O Natal fez sempre parte dos meus calendários. Embora, como acontece com a maioria das famílias portuguesas, a minha não levasse as datas e as práticas do seu catolicismo muito a peito. Talvez por isso a dimensão de sagrado da quadra sempre me tenha sido em boa medida estranha. Nunca assisti a uma «Missa do Galo» e durante anos mantive a convicção que nela se degolava, de facto, um pobre e indefeso galináceo. O meu Natal era feito só de doces muito doces, da ceia noturna, do horror de comer bacalhau (as voltas que a vida dá: agora um prazer), e principalmente dos presentes mais ou menos acompanhados de uns quantos desapontamentos.

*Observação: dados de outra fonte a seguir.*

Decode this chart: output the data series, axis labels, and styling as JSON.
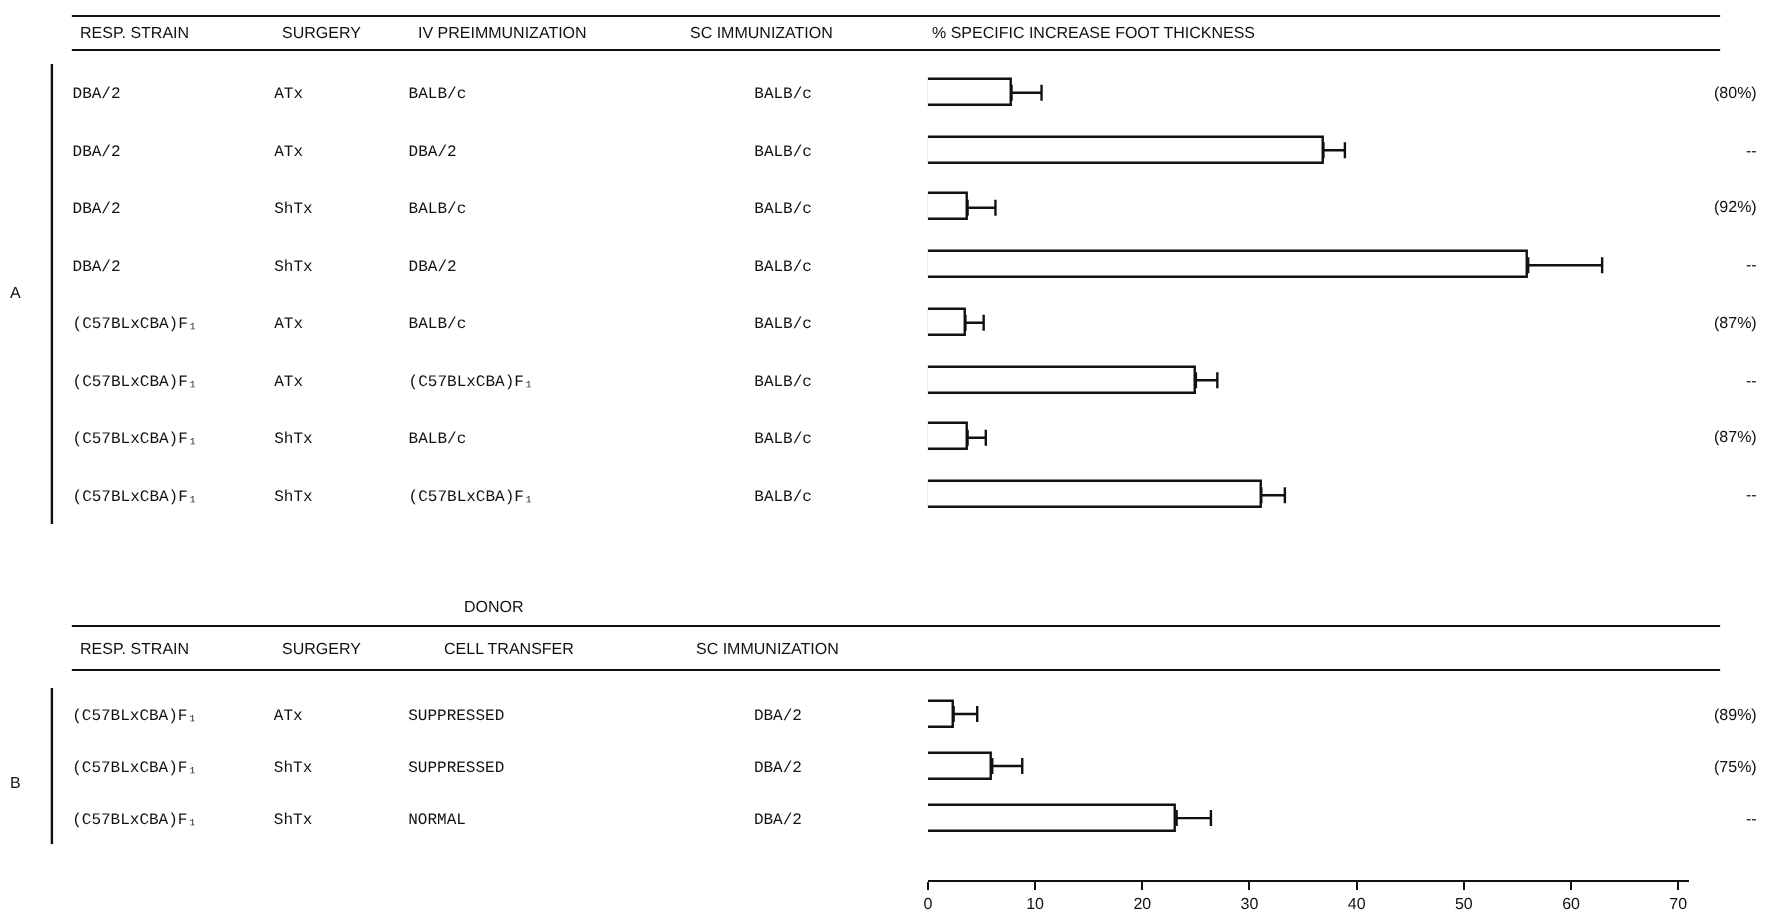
{
  "chart_data": [
    {
      "type": "bar",
      "orientation": "horizontal",
      "title": "RESP. STRAIN   SURGERY   IV PREIMMUNIZATION   SC IMMUNIZATION   % SPECIFIC INCREASE FOOT THICKNESS",
      "ylabel": "A",
      "categories": [
        "DBA/2   ATx   BALB/c   BALB/c",
        "DBA/2   ATx   DBA/2   BALB/c",
        "DBA/2   ShTx   BALB/c   BALB/c",
        "DBA/2   ShTx   DBA/2   BALB/c",
        "(C57BLxCBA)F₁   ATx   BALB/c   BALB/c",
        "(C57BLxCBA)F₁   ATx   (C57BLxCBA)F₁   BALB/c",
        "(C57BLxCBA)F₁   ShTx   BALB/c   BALB/c",
        "(C57BLxCBA)F₁   ShTx   (C57BLxCBA)F₁   BALB/c"
      ],
      "values": [
        7.8,
        36.9,
        3.7,
        56,
        3.5,
        25,
        3.7,
        31.1
      ],
      "color": "#ffffff",
      "errors": [
        [
          7.8,
          10.6
        ],
        [
          36.9,
          38.9
        ],
        [
          3.7,
          6.3
        ],
        [
          56,
          62.9
        ],
        [
          3.5,
          5.2
        ],
        [
          25,
          27
        ],
        [
          3.7,
          5.4
        ],
        [
          31.1,
          33.3
        ]
      ],
      "annotations": [
        "(80%)",
        "--",
        "(92%)",
        "--",
        "(87%)",
        "--",
        "(87%)",
        "--"
      ],
      "xlim": [
        0,
        70
      ],
      "xticks": [
        0,
        10,
        20,
        30,
        40,
        50,
        60,
        70
      ],
      "tick_labels": "y"
    },
    {
      "type": "bar",
      "orientation": "horizontal",
      "title": "RESP. STRAIN   SURGERY   CELL TRANSFER   SC IMMUNIZATION",
      "ylabel": "B",
      "categories": [
        "(C57BLxCBA)F₁   ATx   SUPPRESSED   DBA/2",
        "(C57BLxCBA)F₁   ShTx   SUPPRESSED   DBA/2",
        "(C57BLxCBA)F₁   ShTx   NORMAL   DBA/2"
      ],
      "values": [
        2.4,
        6.0,
        23.2
      ],
      "color": "#ffffff",
      "errors": [
        [
          2.4,
          4.6
        ],
        [
          6.0,
          8.8
        ],
        [
          23.2,
          26.4
        ]
      ],
      "annotations": [
        "DONOR",
        "(89%)",
        "(75%)",
        "--"
      ],
      "xlim": [
        0,
        71
      ],
      "xticks": [
        0,
        10,
        20,
        30,
        40,
        50,
        60,
        70
      ]
    }
  ]
}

No dia seguinte, era inevitável uma tarde de televisão com um daqueles filmes americanos dos anos quarenta onde, entre flocos de neve, se desenhava um mundo perfeito. No qual até os maus tinham direito à remissão, e os solitários à companhia, em algum momento miraculoso que antecedia a consoada. Como acontecera no Christmas Carol, de Dickens, em que até o avaro Ebenezer Scrooge passou a gostar da quadra, ou com o suave milagre contado por Eça, com um Jesus atento e democrático entrando pela casa adentro de quem apenas precisava de compaixão. Depois, nos anos em que por suposta firmeza ideológica o escrevi com minúscula, mantive, talvez por hábito, talvez por necessidade, a esperança de que cada Natal correspondesse, pelo menos, a um tempo no qual os mais pobres se sentiam menos pobres e as pessoas de boa índole se esforçavam por parecer, ou por ser, generosas.

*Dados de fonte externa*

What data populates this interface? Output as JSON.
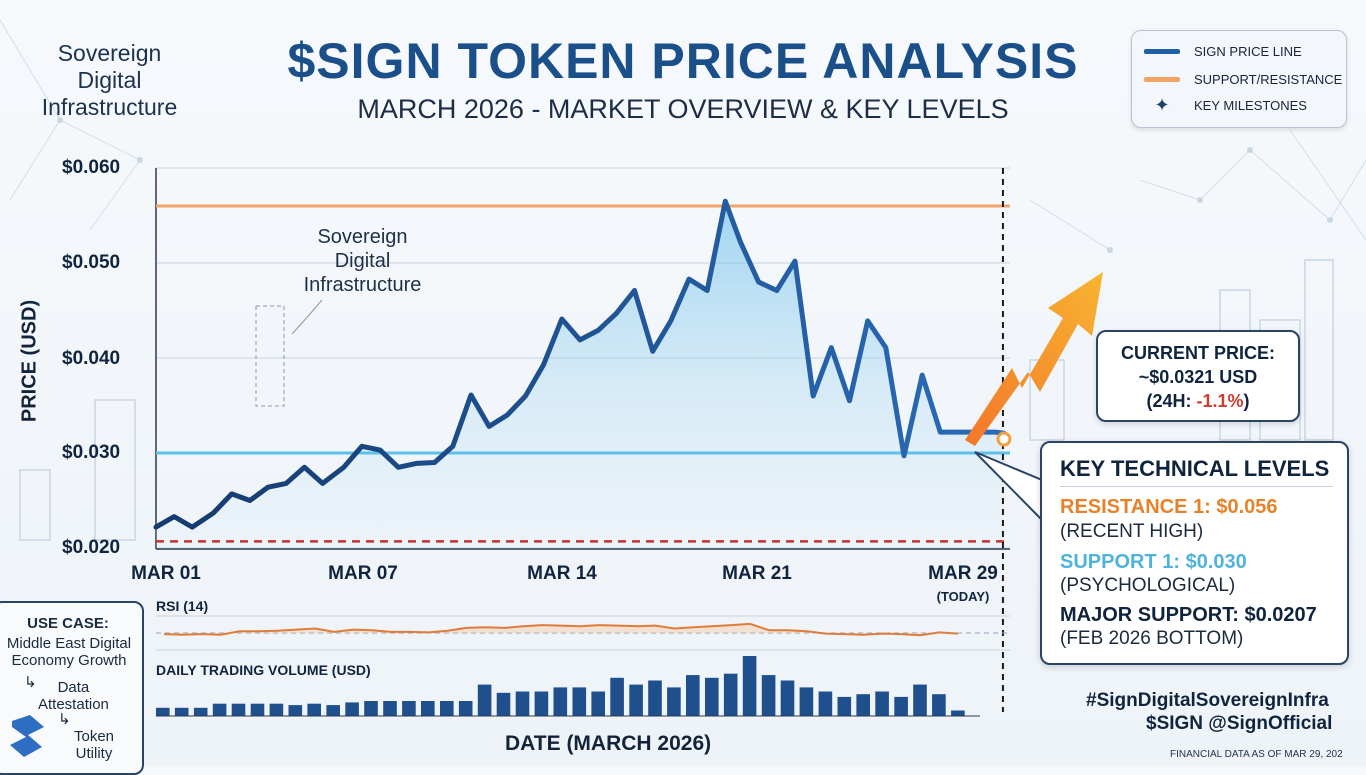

Esta manhã, numa surtida extemporânea e infeliz a um centro comercial, percebi como tudo isso mudou, tornando-se o seu oposto. Ao som de Bing Crosby, de Doris Day e dos guizos de renas, ressuscitados porque o Natal tem destas particularidades e a visão hollywodesca de uma consoada comercial se tornou modelo global, só encontrei pessoas que se empurravam, umas tentando passar à frente das outras, empregados impacientes com as exigências dos clientes de ocasião, crianças insolentes que quase levavam os pais à loucura, casais desavindos por causa das opções de compra, automobilistas zangados por não encontrarem um lugar para estacionar ou não darem com o caminho de regresso a casa. Milhares de pessoas a arrastarem-se em cumprimento de um dever que mais parecia uma penitência do que a preparação para a proclamada festa da família.

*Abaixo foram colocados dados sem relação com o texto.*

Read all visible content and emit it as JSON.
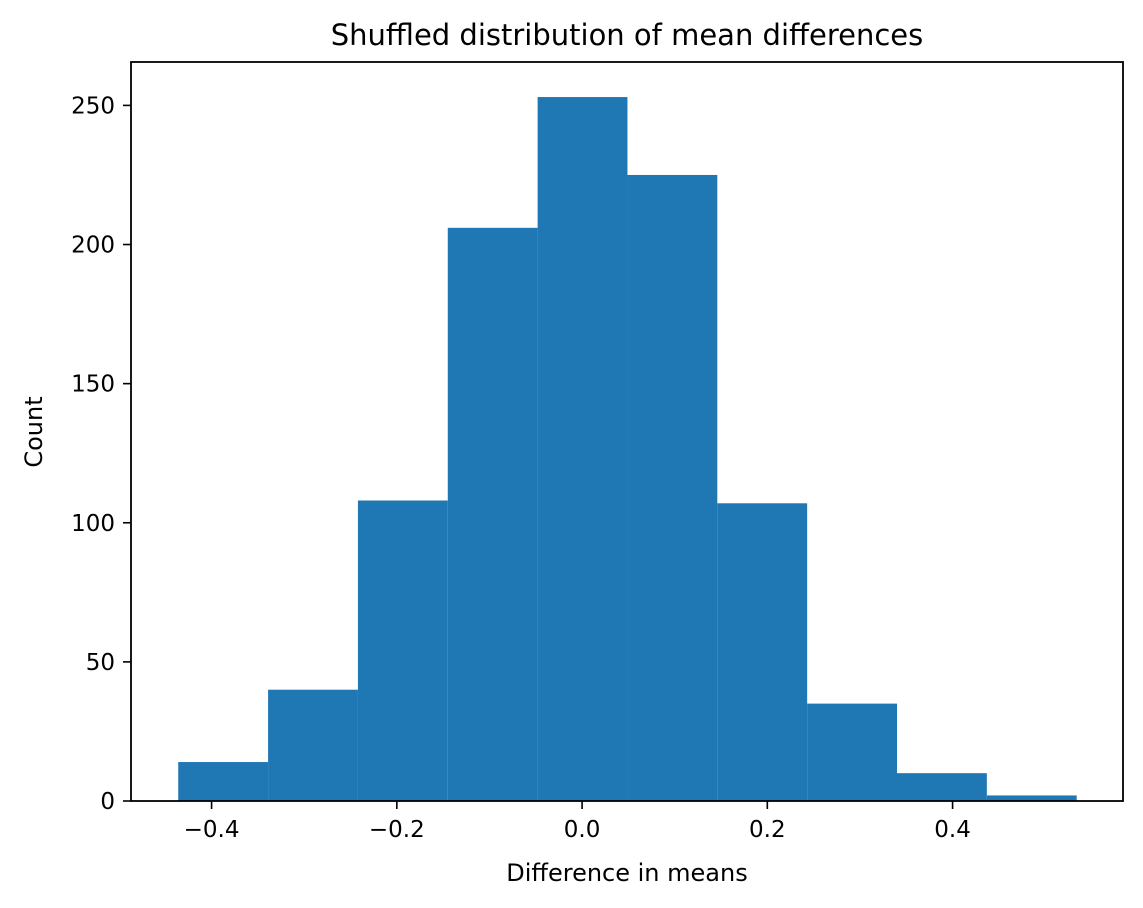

O pior, porém, foi ter-me ficado a convicção de que nunca este ambiente foi tão mau. A falta de dinheiro, o desemprego, a pressão das incertezas, o apagamento dos futuros plausíveis, a desconfiança que pauta o dia de quem se levanta sem saber como se irá deitar, estão a destruir aquilo que restava do calor do Natal. A reduzi-lo a uma pobre caricatura. Fica talvez a secreta esperança de que, pelo menos por uma vez, quando a noite de dezembro descer e estivermos a comer as rabanadas, em vez da velha flâmula anunciando nas alturas a «paz na terra aos homens de boa vontade», os anjos se armem de novo de espadas chamejantes e enviem um raio poderoso que fulmine aqueles que até a fantasia tranquila de um Natal pacífico e de esperança foram capazes de roubar.